Svensson and drummer Bengt Lagerberg have taken to practicing hard rock during the band's sound checks, Sveningsson says, and there's talk of a metal side project. The Cardigans have inevitably jelled as a live unit after a couple of world tours (the band is huge in Japan) and Sveningsson says the group is slowly gravitating toward the sparse, alternative folk sounds of bands like the Red House Painters and Palace.

On First Band on the Moon, the Cardigans have taken a first step away from cute and cuddly. Well, make that a half-step. The album is less stylized and retro than Life, but it's still unabashedly melodic, singsong pop, especially the hit la-la single "Lovefool."

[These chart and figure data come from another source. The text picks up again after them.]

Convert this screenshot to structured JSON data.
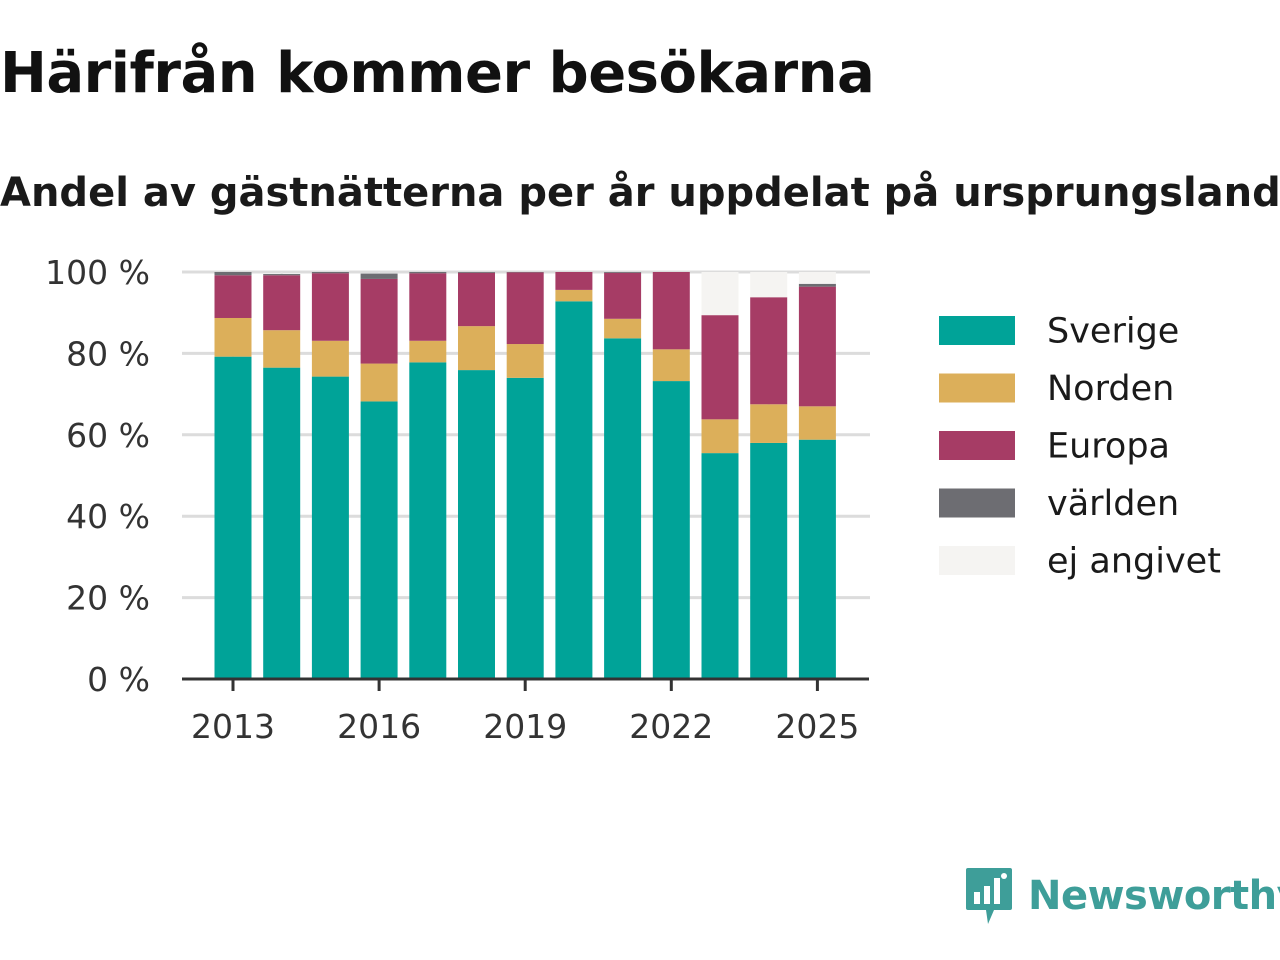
{
  "chart_data": {
    "type": "bar",
    "stacked": true,
    "title": "Härifrån kommer besökarna",
    "subtitle": "Andel av gästnätterna per år uppdelat på ursprungsland",
    "xlabel": "",
    "ylabel": "",
    "ylim": [
      0,
      100
    ],
    "y_tick_labels": [
      "0 %",
      "20 %",
      "40 %",
      "60 %",
      "80 %",
      "100 %"
    ],
    "y_ticks": [
      0,
      20,
      40,
      60,
      80,
      100
    ],
    "x_tick_labels": [
      "2013",
      "2016",
      "2019",
      "2022",
      "2025"
    ],
    "categories": [
      2013,
      2014,
      2015,
      2016,
      2017,
      2018,
      2019,
      2020,
      2021,
      2022,
      2023,
      2024,
      2025
    ],
    "grid": true,
    "legend_position": "right",
    "series": [
      {
        "name": "Sverige",
        "color": "#00a398",
        "values": [
          79.2,
          76.5,
          74.3,
          68.2,
          77.8,
          75.9,
          74.0,
          92.8,
          83.7,
          73.2,
          55.5,
          58.0,
          58.8
        ]
      },
      {
        "name": "Norden",
        "color": "#dcaf5a",
        "values": [
          9.5,
          9.2,
          8.8,
          9.3,
          5.3,
          10.8,
          8.3,
          2.8,
          4.8,
          7.8,
          8.3,
          9.5,
          8.2
        ]
      },
      {
        "name": "Europa",
        "color": "#a63c65",
        "values": [
          10.5,
          13.5,
          16.6,
          20.8,
          16.6,
          13.1,
          17.6,
          4.4,
          11.3,
          19.0,
          25.6,
          26.3,
          29.4
        ]
      },
      {
        "name": "världen",
        "color": "#6d6d72",
        "values": [
          0.8,
          0.3,
          0.3,
          1.3,
          0.3,
          0.2,
          0.1,
          0.0,
          0.2,
          0.0,
          0.0,
          0.0,
          0.7
        ]
      },
      {
        "name": "ej angivet",
        "color": "#f5f4f2",
        "values": [
          0.0,
          0.0,
          0.0,
          0.0,
          0.0,
          0.0,
          0.0,
          0.0,
          0.0,
          0.0,
          10.6,
          6.2,
          2.9
        ]
      }
    ]
  },
  "brand": {
    "name": "Newsworthy",
    "color": "#3e9e99",
    "icon": "newsworthy-logo-icon"
  }
}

"On the new album, we decided to have a bit more earthy sound, not as many additional musicians, and to create stronger sounds on bass, guitar, drums and keyboards instead of having bits of flute or trumpet or whatever," Sveningsson says. "Life was a bit too much sometimes. We try to sound really, really tough on the new album. We did really wild things with the guitars." Sveningsson sighs. "But, in the end, we really just sound like the Cardigans. Quite sweet."

The Cardigans are scheduled to perform on Monday, February 17, at Gibson's in Tempe, with Papas Fritas. Sold out.